Myth #3: Having too many cards is bad for your credit.

The Truth: In fact, lenders prefer to see more available lines of credit open, because it is a mark of credit trustworthiness. As long as your accounts aren’t all almost maxed out, it is a good thing to have more credit cards.

Myth #4: You need to be in debt to have good scores.

The Truth: 9 Year Mortgage advises that carrying a balance on your credit cards is not necessary. As long as you have and use a couple of credit cards, you will get good scores, even if you pay it off in full every month. (This saves you on interest as well!)

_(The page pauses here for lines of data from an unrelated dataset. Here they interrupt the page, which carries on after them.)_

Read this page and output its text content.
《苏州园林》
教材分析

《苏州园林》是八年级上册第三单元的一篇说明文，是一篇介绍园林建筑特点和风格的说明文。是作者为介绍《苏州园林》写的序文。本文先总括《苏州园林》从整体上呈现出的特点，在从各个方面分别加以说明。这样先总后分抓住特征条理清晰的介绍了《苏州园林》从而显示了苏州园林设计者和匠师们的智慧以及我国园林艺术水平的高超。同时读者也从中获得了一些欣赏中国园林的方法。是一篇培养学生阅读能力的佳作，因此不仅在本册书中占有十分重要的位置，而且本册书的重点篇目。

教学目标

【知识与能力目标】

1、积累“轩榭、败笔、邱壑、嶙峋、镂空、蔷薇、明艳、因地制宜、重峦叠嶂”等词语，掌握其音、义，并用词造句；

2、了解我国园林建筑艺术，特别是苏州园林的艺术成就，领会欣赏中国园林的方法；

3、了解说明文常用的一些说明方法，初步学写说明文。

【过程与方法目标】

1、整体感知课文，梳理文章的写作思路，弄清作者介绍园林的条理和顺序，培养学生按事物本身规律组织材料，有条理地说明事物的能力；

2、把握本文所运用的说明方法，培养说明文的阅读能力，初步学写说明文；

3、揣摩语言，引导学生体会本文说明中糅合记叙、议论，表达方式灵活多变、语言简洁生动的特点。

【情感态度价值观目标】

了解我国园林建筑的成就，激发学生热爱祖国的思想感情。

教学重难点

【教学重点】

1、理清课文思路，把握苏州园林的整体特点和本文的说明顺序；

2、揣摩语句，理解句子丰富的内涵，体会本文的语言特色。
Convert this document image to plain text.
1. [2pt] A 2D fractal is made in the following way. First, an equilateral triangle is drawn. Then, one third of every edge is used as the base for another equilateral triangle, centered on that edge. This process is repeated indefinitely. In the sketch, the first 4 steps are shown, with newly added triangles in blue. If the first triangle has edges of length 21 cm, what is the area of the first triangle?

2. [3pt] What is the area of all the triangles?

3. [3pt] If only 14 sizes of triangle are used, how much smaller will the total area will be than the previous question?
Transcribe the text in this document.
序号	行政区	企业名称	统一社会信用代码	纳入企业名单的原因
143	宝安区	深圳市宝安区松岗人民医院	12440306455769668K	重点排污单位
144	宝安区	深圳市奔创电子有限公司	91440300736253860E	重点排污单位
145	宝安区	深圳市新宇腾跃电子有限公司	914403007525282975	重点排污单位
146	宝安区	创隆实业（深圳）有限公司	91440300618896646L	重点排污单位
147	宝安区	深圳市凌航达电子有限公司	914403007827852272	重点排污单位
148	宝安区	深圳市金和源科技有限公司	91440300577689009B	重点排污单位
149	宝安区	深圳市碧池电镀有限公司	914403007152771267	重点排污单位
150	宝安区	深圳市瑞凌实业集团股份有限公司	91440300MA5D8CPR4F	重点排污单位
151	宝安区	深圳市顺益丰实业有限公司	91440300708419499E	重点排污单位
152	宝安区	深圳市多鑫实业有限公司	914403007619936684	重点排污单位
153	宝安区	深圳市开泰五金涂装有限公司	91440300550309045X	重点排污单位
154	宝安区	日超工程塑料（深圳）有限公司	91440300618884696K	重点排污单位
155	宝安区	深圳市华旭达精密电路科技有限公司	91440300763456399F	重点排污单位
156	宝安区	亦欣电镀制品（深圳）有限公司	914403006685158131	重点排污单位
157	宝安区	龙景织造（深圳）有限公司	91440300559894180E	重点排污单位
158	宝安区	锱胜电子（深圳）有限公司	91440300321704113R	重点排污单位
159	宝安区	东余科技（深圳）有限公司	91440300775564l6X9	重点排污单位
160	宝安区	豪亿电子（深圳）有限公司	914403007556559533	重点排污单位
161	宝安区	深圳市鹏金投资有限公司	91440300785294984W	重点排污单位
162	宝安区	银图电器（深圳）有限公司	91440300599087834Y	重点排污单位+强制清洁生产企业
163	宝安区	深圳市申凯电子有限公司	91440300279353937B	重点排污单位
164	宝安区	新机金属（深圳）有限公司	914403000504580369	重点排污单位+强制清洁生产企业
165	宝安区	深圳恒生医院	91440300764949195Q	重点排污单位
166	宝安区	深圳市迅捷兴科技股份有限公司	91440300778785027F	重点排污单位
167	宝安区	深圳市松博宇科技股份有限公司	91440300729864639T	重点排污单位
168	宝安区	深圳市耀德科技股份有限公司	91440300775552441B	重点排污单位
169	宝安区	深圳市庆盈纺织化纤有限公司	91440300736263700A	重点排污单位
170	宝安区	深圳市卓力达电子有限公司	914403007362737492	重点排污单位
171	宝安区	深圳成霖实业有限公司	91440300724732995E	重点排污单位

Myth #5: It is bad for your scores to pay off debt.

The Truth: Paying down your debt is actually very good for your scores, because it increases the gap between your credit limit and the amount charged to it. 9 Year Mortgage also thinks it is worth knowing that paying off credit card debt is more effective to raising your credit score than paying off loans faster.

Myth #6: Closed accounts won’t show on a credit report.

The Truth:  Negative marks on your credit, even those from closed accounts, can remain on your report for up to seven years. The good news is that neutral or positive accounts can be reported forever.

Myth #7: Checking your credit hurts your credit.

The Truth: 9 Year Mortgage knows that this is one of the more stubborn myths about credit scores. In fact, checking your score from any legitimate site will not affect your scores. The federally mandated site for checking your score each year is www.annualcreditreport.com.

Will The 9 Year Mortgage Plan Work For Me?

9 Year Mortgage To learn more about 9 Year Mortgage, and to find out if you qualify for the 9 Year Mortgage program.  Find out how soon you could be completely debt free, including your mortgage, with the 9 Year Mortgage Financial Plan. Find out what thousands of satisfied clients already know about taking control of their finances, and using the power of reverse compounding interest to beat the banks at their own game! 9 Year Mortgage representatives are standing by to answer all of your questions about our program, including how soon you will be debt free, and how much money you will save in interest! For more great money-saving ideas visit 9 Year Mortgage on YouTube or go directly to the 9 Year Mortgage Money Saving Minute.  9 Year Mortgage recently launched their Eliminating Debt with 9 Year Mortgage site , which is also full of valuable, free information.


Comments on 9 Year Mortgage: Credit Score Myths Corrected Leave a Comment

December 5, 2015

roger @ 1:47 am #

As a note, requesting your credit report from annualcreditreport.com won’t hurt your credit score, but having (for instance) a loan officer request your FICO score from a credit report company can, but I think it’s pretty slight and not worth worrying about too much (and only dings it for 6 months or what not). Cheers!